1. Are the funds confirmed as “criminal proceeds”?

The premise for concealing or disguising criminal proceeds is that such proceeds exist. If there is no complete evidence chain proving that a specific fund is directly derived from upstream criminal activity, merely based on “abnormal account flows” or “large overall transaction amounts,” it is insufficient to automatically presume that a particular transaction is criminal proceeds.

In underground bank cases, with billions of yuan flowing through, funds are heavily mixed. Without linking specific transactions to particular criminals or criminal facts, relying solely on big data anomalies leaves room for dispute.

2. How to determine “knowledge”?

The latest judicial interpretation states that “knowing” includes both actual knowledge and should-have-know. The “should-have-know” standard requires a comprehensive assessment of the information available to the behavior, transaction anomalies, fund scale, and the background of the parties.

If U merchants conduct normal point-to-point USDT transactions at market prices, with no abnormal signs such as splitting, jumping, or evading regulation, then merely discovering later that the funds came from underground banks does not automatically imply subjective knowledge.

Legal evaluation emphasizes the state of awareness at the time of the act, not the post-factum outcome.

3. Is high-frequency trading presumed to indicate intentional misconduct?

In practice, high-volume, high-frequency fiat-crypto transactions often carry higher legal risks. If U merchants engage in long-term USDT-RMB exchanges with unknown or complex counterparties, authorities may infer a “general intent” based on their professional background.
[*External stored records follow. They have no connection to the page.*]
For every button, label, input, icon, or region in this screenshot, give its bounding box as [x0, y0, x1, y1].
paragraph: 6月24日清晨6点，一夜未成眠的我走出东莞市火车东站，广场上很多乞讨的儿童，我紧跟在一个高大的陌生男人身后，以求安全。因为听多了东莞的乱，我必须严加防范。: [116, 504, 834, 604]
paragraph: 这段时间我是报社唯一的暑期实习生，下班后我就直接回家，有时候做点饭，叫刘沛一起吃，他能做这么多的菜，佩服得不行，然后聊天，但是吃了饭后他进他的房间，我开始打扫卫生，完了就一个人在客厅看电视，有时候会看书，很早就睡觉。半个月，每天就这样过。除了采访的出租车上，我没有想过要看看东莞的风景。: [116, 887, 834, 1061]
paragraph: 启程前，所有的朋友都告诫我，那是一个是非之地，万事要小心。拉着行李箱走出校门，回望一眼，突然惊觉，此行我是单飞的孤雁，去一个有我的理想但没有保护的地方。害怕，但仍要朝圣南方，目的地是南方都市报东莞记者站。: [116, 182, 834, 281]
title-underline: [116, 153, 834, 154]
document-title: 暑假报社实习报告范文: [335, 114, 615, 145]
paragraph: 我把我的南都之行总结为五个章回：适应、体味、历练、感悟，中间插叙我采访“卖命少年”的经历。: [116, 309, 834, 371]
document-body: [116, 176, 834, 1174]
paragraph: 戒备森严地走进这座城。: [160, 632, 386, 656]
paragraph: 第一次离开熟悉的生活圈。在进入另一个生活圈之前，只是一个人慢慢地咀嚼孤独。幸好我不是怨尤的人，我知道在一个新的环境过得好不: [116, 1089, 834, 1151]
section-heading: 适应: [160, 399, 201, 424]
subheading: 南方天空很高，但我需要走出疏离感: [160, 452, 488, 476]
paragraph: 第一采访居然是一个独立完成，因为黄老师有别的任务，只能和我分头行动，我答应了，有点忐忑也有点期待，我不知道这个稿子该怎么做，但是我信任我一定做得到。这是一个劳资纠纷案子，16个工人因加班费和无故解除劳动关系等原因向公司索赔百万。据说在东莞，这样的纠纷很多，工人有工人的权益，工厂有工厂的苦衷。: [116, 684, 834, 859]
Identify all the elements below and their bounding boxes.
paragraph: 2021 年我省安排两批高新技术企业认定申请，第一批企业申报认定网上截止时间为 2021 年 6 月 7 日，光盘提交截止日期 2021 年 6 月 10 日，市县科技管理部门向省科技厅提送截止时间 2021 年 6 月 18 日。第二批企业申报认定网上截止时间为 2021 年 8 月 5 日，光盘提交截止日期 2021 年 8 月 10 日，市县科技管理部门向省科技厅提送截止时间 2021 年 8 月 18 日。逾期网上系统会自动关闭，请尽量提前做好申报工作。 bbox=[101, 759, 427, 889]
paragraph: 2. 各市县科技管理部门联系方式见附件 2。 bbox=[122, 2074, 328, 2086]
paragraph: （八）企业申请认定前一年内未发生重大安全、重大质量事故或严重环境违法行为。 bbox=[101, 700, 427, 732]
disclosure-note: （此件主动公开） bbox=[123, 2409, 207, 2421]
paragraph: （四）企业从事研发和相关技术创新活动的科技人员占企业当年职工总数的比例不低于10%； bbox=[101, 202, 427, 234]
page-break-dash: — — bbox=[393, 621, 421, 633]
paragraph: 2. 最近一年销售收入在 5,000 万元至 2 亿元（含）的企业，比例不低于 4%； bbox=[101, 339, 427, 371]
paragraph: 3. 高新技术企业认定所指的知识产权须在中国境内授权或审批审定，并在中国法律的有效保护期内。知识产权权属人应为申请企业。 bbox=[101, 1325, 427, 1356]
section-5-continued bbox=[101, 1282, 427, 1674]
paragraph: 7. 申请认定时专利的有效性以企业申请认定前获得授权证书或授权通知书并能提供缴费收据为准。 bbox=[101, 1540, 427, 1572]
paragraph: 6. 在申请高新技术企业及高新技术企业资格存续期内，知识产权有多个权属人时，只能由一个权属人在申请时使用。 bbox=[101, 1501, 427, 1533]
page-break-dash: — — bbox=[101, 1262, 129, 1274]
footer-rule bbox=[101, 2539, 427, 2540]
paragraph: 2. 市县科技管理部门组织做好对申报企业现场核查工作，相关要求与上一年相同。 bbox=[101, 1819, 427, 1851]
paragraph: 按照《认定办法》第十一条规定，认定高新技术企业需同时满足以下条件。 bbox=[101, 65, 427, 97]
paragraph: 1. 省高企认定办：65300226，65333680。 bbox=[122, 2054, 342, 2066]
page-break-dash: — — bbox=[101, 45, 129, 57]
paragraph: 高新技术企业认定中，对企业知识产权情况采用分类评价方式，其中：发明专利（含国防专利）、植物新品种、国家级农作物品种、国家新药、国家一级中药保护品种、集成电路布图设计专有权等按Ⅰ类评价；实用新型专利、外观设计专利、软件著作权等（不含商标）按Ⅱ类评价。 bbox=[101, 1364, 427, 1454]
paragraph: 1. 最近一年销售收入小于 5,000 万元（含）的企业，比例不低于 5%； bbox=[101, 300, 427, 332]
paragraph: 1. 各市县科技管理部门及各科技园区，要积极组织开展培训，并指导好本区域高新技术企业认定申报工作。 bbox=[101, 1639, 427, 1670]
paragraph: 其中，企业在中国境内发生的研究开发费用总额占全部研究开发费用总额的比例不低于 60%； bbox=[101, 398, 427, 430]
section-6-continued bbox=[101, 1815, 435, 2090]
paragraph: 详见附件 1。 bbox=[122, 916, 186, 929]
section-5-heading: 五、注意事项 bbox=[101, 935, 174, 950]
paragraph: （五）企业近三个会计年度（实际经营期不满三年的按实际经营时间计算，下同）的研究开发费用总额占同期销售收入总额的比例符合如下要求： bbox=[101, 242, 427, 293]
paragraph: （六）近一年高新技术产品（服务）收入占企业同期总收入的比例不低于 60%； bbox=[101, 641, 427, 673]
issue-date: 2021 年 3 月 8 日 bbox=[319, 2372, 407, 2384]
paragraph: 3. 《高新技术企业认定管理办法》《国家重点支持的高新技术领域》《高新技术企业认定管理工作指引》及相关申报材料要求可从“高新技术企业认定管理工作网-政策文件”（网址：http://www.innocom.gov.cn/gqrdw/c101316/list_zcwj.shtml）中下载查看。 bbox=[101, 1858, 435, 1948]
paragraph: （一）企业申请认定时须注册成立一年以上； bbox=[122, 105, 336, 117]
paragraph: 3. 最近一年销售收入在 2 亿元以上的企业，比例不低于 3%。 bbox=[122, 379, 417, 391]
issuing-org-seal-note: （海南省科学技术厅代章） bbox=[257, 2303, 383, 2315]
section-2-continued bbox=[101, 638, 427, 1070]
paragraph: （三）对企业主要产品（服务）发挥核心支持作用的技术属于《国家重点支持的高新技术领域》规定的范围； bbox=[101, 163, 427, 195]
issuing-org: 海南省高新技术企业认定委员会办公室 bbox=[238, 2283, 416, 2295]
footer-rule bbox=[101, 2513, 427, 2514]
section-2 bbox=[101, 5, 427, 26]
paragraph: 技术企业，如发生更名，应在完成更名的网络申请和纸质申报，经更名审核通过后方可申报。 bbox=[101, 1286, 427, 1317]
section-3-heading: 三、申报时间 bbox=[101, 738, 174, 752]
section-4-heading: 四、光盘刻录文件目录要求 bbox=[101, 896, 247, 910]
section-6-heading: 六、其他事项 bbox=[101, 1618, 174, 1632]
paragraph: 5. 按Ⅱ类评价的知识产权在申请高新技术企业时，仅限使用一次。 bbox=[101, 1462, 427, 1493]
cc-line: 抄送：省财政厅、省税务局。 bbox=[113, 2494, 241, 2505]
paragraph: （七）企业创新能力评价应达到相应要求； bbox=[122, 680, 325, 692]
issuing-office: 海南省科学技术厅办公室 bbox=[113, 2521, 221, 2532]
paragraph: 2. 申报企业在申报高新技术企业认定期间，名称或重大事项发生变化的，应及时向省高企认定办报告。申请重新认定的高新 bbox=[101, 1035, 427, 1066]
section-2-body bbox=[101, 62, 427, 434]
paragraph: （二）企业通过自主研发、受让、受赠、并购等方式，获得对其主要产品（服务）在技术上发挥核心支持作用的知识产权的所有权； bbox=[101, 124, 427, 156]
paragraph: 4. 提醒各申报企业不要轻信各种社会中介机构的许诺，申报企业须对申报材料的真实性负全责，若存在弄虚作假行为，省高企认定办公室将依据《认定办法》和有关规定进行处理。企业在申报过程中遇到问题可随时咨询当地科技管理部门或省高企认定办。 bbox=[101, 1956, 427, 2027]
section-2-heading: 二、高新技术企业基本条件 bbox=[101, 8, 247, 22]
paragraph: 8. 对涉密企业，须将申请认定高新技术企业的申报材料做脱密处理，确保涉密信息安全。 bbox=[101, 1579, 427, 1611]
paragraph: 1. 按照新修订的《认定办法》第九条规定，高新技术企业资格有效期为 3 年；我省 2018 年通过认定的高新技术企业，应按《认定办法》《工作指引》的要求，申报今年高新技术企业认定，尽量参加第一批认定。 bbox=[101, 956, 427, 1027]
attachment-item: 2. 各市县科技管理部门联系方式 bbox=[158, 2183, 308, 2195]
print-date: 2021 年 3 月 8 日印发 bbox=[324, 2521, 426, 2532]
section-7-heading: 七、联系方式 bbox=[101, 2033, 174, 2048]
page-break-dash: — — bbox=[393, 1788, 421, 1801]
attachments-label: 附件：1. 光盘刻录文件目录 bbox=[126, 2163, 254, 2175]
Therefore, defense strategies should analyze:

  • Are there abnormal transaction features?

  • Is there a significant premium above market rates?

  • Are there behaviors indicating regulatory evasion?

  • Has the individual accessed suspicious information?

Only after clarifying these factors can the degree of “knowledge” be properly assessed.

Final remarks

Simply profiting from virtual currency trading is not prohibited nor automatically criminal under current policies. The real risk lies in the source of funds and the role within the transaction chain.

Once funds enter underground banks, gambling, fraud, or illegal currency exchange chains, even a single point-to-point transaction can lead to criminal involvement.

Legal judgments in such cases depend less on transaction appearance and more on comprehensive evidence regarding the individual’s role, function, and “knowing” state. The same transaction pattern may yield different outcomes under different evidence frameworks.

Relying solely on subjective claims of “lack of knowledge” is insufficient, especially in high-volume, high-frequency transactions. Courts tend to examine whether the defendant “should have known,” based on background and evidence.

Judgment of case nature should be cautious, considering specific transaction contexts and evidence.

Disclaimer: This article is an original work by Lawyer Shao Shiwei and reflects only the author’s personal opinions. It does not constitute legal advice or legal opinion on any specific matter.